First of all, the official headnote to Muhandiramge (section S-LTR.1.7)  UKUT 675 (IAC) (20 November 2015):
Where an application for leave to remain in the United Kingdom is refused under Section S-LTR.1.7 of Appendix FM of the Immigration Rules on the ground of the Applicant’s failure without reasonable excuse to comply with a requirement to provide information, the burden of establishing a reasonable excuse rests on the applicant and the standard of proof is the balance of probabilities.
This relates to the Jane Austen-esque “suitability” requirements of the new-style non-sequential immigration rules for family members and visitors. This issue prompts some deep musing on the part of President Bernard “Ratio” McCloskey on the issue of the burden of proof in immigration cases. He laments the growing complexity of immigration law (which some might say is due in small part to the barrage of reported determinations characterising his Presidency) and goes on:
This may be linked to another question, which to my mind is not yet finally settled, relating to the essential character of immigration and asylum appeals, resorting to the conventional taxonomy, are these adversarial? Or inquisitorial? Or a combination of both? Or of some other species? Furthermore, in considering all of these questions, what is the influence of the public law overlay in this sphere? I consider that when questions of burden and standard of proof arise in immigration and asylum appeals they cannot be isolated from this broader context.

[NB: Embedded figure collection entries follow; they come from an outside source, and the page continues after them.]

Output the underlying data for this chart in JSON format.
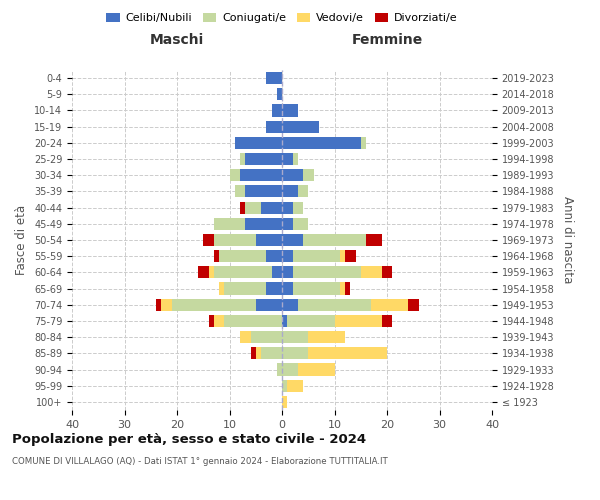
{
  "age_groups": [
    "100+",
    "95-99",
    "90-94",
    "85-89",
    "80-84",
    "75-79",
    "70-74",
    "65-69",
    "60-64",
    "55-59",
    "50-54",
    "45-49",
    "40-44",
    "35-39",
    "30-34",
    "25-29",
    "20-24",
    "15-19",
    "10-14",
    "5-9",
    "0-4"
  ],
  "birth_years": [
    "≤ 1923",
    "1924-1928",
    "1929-1933",
    "1934-1938",
    "1939-1943",
    "1944-1948",
    "1949-1953",
    "1954-1958",
    "1959-1963",
    "1964-1968",
    "1969-1973",
    "1974-1978",
    "1979-1983",
    "1984-1988",
    "1989-1993",
    "1994-1998",
    "1999-2003",
    "2004-2008",
    "2009-2013",
    "2014-2018",
    "2019-2023"
  ],
  "male_celibi": [
    0,
    0,
    0,
    0,
    0,
    0,
    5,
    3,
    2,
    3,
    5,
    7,
    4,
    7,
    8,
    7,
    9,
    3,
    2,
    1,
    3
  ],
  "male_coniugati": [
    0,
    0,
    1,
    4,
    6,
    11,
    16,
    8,
    11,
    9,
    8,
    6,
    3,
    2,
    2,
    1,
    0,
    0,
    0,
    0,
    0
  ],
  "male_vedovi": [
    0,
    0,
    0,
    1,
    2,
    2,
    2,
    1,
    1,
    0,
    0,
    0,
    0,
    0,
    0,
    0,
    0,
    0,
    0,
    0,
    0
  ],
  "male_divorziati": [
    0,
    0,
    0,
    1,
    0,
    1,
    1,
    0,
    2,
    1,
    2,
    0,
    1,
    0,
    0,
    0,
    0,
    0,
    0,
    0,
    0
  ],
  "female_celibi": [
    0,
    0,
    0,
    0,
    0,
    1,
    3,
    2,
    2,
    2,
    4,
    2,
    2,
    3,
    4,
    2,
    15,
    7,
    3,
    0,
    0
  ],
  "female_coniugati": [
    0,
    1,
    3,
    5,
    5,
    9,
    14,
    9,
    13,
    9,
    12,
    3,
    2,
    2,
    2,
    1,
    1,
    0,
    0,
    0,
    0
  ],
  "female_vedovi": [
    1,
    3,
    7,
    15,
    7,
    9,
    7,
    1,
    4,
    1,
    0,
    0,
    0,
    0,
    0,
    0,
    0,
    0,
    0,
    0,
    0
  ],
  "female_divorziati": [
    0,
    0,
    0,
    0,
    0,
    2,
    2,
    1,
    2,
    2,
    3,
    0,
    0,
    0,
    0,
    0,
    0,
    0,
    0,
    0,
    0
  ],
  "colors": {
    "celibi": "#4472C4",
    "coniugati": "#c5d9a0",
    "vedovi": "#FFD966",
    "divorziati": "#C00000"
  },
  "title": "Popolazione per età, sesso e stato civile - 2024",
  "subtitle": "COMUNE DI VILLALAGO (AQ) - Dati ISTAT 1° gennaio 2024 - Elaborazione TUTTITALIA.IT",
  "xlabel_left": "Maschi",
  "xlabel_right": "Femmine",
  "ylabel_left": "Fasce di età",
  "ylabel_right": "Anni di nascita",
  "xlim": 40,
  "legend_labels": [
    "Celibi/Nubili",
    "Coniugati/e",
    "Vedovi/e",
    "Divorziati/e"
  ],
  "bg_color": "#ffffff",
  "grid_color": "#cccccc"
}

This passage brings to mind the other great Austin of British culture, Powers, who at one point loses the power of internal monologue during the unfreezing process.
Anyway, the President goes on to
over analyse the case of Shen (Paper Appeals: Proving Dishonesty)  UKUT 236 (IAC):
This decision is illustrative of the moderately complex exercise required of tribunals from time to time. Here the Upper Tribunal held, in harmony with established principle, that in certain contexts the evidential pendulum swings three times and in three different directions:
(a) First, where the Secretary of State alleges that an applicant has practised dishonesty or deception in an application for leave to remain, there is an evidential burden on the Secretary of State. This requires that sufficient evidence be adduced to raise an issue as to the existence or non-existence of a fact in issue: for example, by producing the completed application which is prima facie deceitful in some material fashion.
(b) The spotlight thereby switches to the applicant. If he discharges the burden – again, an evidential one – of raising an innocent explanation, namely an account which satisfies the minimum level of plausibility, a further transfer of the burden of proof occurs.
(c) Where (b) is satisfied, the burden rests on the Secretary of State to establish, on the balance of probabilities, that the Appellant’s prima facie innocent explanation is to be rejected.
A veritable burden of proof boomerang!
Strewth. I’ve heard of the Scales of Justice, the Simple Sword of Truth and even the Trusty Shield of British Fair Play. Now we have the Boomerang of Proof.
Reading on, we can see that the headnote barely scratches the surface of the determination. The President conducts a full scale review of the tension between the adversarial and inquisitorial approaches to immigration appeal determination, concluding that “there is scope for further development of the law on this subject.”
It is fascinating reading and amounts to an invitation for submissions on this issue in future cases, although it should be said that wont of submissions has not so far been considered a barrier to this President going on to tackle major legal issues. See, for example, Mostafa (Article 8 in entry clearance)  UKUT 00112 (IAC) and Osoro (Surinder Singh)  UKUT 593 (IAC).
Finally, the President remarks on the fact that under the general grounds for refusal of the Immigration Rules a mere “failure to provide information” leads to mandatory refusal of an application even though it may be an entirely innocent and immaterial omission whereas “failure to disclose material facts” does not lead to a mandatory refusal, only a discretionary one.
Solemnly and utterly without irony stating that “we received no argument on this issue“, the President goes on nevertheless to find:
There appears to be scope for the contention that an inappropriate invocation of the former ground could, in certain contexts, constitute an error of law. In particular, it must not be capricious. Furthermore, if a Tribunal were to conclude that, in the real world of decision making, there is slavish adherence to the former ground, to the exclusion of the latter, this would be unsustainable in law on the basis of a series of interlocking and overlapping legal errors: fetter of discretion, inflexible policy, improper motive, misconstruction of the applicable legal rules et alia.
Again, this is a clear invitation to make the argument in future.